March 26, 2008, day:
I stood in the street, looking at a building with a sloping roof and two cannonball-sized holes in the middle of it. We had spent many hours zigzagging through the various Shia neighborhood cores, chasing a lot of ghosts and a lot of gunfire but finding nothing. Only now, in the light of the morning, did we comprehend the full scope of JAM's resurgence. The aforementioned holes were the gift from the main gun of an Iraqi army BMP (armored personnel carrier), and the aforementioned building was the local Sahwa headquarters.
The one Son of Iraq who showed up for work this day expressed his displeasure with the situation. I thanked him for his devotion to duty and asked
him where his coworkers were. He looked at me like I had a dick growing out of my forehead and said, “At home, of course.
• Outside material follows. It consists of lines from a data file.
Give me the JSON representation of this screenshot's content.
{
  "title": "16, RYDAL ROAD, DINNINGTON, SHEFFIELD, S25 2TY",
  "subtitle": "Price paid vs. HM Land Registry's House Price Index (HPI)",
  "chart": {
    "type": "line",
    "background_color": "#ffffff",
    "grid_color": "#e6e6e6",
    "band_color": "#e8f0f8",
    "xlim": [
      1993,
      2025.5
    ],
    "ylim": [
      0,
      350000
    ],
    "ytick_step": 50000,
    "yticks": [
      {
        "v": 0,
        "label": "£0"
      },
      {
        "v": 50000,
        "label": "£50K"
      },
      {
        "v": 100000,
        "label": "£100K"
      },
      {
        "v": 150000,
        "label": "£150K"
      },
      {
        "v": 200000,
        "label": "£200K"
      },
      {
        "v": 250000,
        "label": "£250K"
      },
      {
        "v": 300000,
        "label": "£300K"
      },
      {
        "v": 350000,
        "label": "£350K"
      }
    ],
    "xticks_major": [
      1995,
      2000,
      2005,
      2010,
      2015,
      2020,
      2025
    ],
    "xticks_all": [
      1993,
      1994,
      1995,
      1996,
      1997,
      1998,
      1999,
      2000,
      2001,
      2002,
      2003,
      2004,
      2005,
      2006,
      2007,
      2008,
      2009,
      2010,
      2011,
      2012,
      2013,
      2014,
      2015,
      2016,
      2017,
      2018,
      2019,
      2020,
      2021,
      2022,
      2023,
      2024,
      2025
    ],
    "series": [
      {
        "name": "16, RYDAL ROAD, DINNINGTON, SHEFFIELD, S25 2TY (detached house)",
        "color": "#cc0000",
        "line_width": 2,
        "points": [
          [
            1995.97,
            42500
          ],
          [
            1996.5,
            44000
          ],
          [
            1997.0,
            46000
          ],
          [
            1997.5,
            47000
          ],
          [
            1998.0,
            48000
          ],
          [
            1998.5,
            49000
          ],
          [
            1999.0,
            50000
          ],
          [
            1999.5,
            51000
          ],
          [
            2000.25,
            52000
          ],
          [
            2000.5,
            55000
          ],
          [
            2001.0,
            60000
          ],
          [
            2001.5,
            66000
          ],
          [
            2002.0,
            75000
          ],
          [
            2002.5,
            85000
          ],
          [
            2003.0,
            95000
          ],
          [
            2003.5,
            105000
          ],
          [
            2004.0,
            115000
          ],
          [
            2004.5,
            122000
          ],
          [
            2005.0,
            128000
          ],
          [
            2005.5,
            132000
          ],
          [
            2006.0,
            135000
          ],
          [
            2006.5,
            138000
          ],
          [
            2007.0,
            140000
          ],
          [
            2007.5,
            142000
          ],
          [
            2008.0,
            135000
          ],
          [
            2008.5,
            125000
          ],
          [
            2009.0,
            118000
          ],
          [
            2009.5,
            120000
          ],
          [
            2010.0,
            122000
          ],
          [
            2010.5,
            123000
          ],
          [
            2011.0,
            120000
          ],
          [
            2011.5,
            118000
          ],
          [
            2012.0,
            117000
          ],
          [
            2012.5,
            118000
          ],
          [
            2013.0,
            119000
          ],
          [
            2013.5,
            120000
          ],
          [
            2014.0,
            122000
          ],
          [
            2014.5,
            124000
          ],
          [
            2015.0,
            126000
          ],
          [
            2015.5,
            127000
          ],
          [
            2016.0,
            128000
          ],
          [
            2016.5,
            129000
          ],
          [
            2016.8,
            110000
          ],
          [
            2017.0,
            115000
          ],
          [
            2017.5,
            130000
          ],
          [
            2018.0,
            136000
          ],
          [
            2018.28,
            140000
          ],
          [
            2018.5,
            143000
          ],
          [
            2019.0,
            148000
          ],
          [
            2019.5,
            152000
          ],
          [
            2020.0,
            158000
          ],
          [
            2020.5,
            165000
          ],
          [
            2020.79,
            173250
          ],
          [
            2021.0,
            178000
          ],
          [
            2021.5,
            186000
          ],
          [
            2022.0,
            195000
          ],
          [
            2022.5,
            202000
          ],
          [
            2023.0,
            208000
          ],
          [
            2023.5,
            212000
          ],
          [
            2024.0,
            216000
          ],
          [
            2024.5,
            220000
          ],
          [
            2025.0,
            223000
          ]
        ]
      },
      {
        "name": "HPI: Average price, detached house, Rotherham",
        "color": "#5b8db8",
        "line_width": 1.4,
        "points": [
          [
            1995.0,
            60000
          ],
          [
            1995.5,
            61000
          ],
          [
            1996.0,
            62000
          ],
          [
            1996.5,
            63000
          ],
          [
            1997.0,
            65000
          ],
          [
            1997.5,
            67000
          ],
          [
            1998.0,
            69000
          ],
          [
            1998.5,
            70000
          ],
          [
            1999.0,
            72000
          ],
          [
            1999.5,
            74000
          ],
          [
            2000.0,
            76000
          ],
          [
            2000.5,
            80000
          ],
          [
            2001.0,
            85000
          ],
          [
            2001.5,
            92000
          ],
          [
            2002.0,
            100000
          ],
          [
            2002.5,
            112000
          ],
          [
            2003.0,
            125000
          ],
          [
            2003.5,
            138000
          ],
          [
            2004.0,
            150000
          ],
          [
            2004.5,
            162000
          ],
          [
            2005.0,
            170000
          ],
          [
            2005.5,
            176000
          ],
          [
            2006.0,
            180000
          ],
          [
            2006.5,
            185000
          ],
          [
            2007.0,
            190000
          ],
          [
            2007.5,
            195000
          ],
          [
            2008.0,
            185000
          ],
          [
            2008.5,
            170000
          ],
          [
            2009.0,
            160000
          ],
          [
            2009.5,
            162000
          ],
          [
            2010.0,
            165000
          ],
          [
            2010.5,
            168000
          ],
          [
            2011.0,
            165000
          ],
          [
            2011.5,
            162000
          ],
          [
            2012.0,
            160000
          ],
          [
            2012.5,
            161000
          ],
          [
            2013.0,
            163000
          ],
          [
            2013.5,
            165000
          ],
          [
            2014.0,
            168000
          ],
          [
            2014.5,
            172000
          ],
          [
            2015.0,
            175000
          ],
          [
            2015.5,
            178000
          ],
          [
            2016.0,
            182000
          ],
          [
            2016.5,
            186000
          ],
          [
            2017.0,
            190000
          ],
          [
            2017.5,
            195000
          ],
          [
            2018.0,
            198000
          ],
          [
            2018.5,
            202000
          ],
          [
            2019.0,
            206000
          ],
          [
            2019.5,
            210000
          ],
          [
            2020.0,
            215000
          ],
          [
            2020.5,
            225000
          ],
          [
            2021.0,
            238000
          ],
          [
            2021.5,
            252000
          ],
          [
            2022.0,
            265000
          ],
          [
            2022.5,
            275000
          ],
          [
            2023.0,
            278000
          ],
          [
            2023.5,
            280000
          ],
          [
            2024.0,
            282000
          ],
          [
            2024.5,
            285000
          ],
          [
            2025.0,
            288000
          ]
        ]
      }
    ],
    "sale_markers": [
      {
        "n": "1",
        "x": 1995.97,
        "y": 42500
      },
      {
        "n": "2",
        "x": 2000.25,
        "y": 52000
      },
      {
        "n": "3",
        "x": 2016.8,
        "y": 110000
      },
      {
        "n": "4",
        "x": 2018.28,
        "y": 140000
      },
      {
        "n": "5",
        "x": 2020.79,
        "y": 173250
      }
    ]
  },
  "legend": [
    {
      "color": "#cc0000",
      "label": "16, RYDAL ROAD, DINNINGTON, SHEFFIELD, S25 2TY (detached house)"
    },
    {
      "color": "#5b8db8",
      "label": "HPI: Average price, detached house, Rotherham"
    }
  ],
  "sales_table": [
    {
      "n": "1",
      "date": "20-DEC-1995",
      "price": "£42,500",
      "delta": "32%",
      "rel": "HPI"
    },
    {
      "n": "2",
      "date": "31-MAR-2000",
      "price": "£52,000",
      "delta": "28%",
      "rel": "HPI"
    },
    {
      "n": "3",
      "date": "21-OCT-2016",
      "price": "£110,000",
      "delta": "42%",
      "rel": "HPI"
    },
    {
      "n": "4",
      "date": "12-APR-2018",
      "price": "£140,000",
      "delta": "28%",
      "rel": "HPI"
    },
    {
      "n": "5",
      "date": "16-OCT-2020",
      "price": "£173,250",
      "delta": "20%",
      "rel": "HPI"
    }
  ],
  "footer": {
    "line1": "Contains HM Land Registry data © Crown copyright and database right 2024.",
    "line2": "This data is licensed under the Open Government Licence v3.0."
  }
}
It is not safe here.” I asked him why he wasn't at home then. “Because my father kicked me out and told me to go to work, and I have nowhere else to go.”
Phoenix laughed at the Sahwa member and asked if we could go visit one of his girlfriends. “It depends,” I said. “Can her mom make chai?”
March 26, night:
We spent the night conducting a counter-IED OP on the southern end of Route Islanders. Many hours in my vehicle were spent discussing the finer intricacies of deer hunting, a pastime at which both PFC Smitty and Private Hot Wheels considered themselves expert. I couldn't tell if they were more horrified or shocked to find out that the first time I had fired a gun of any sort was in a military uniform. I, in turn, explained to them that Suge Knight was an interpreter, not an interpolator.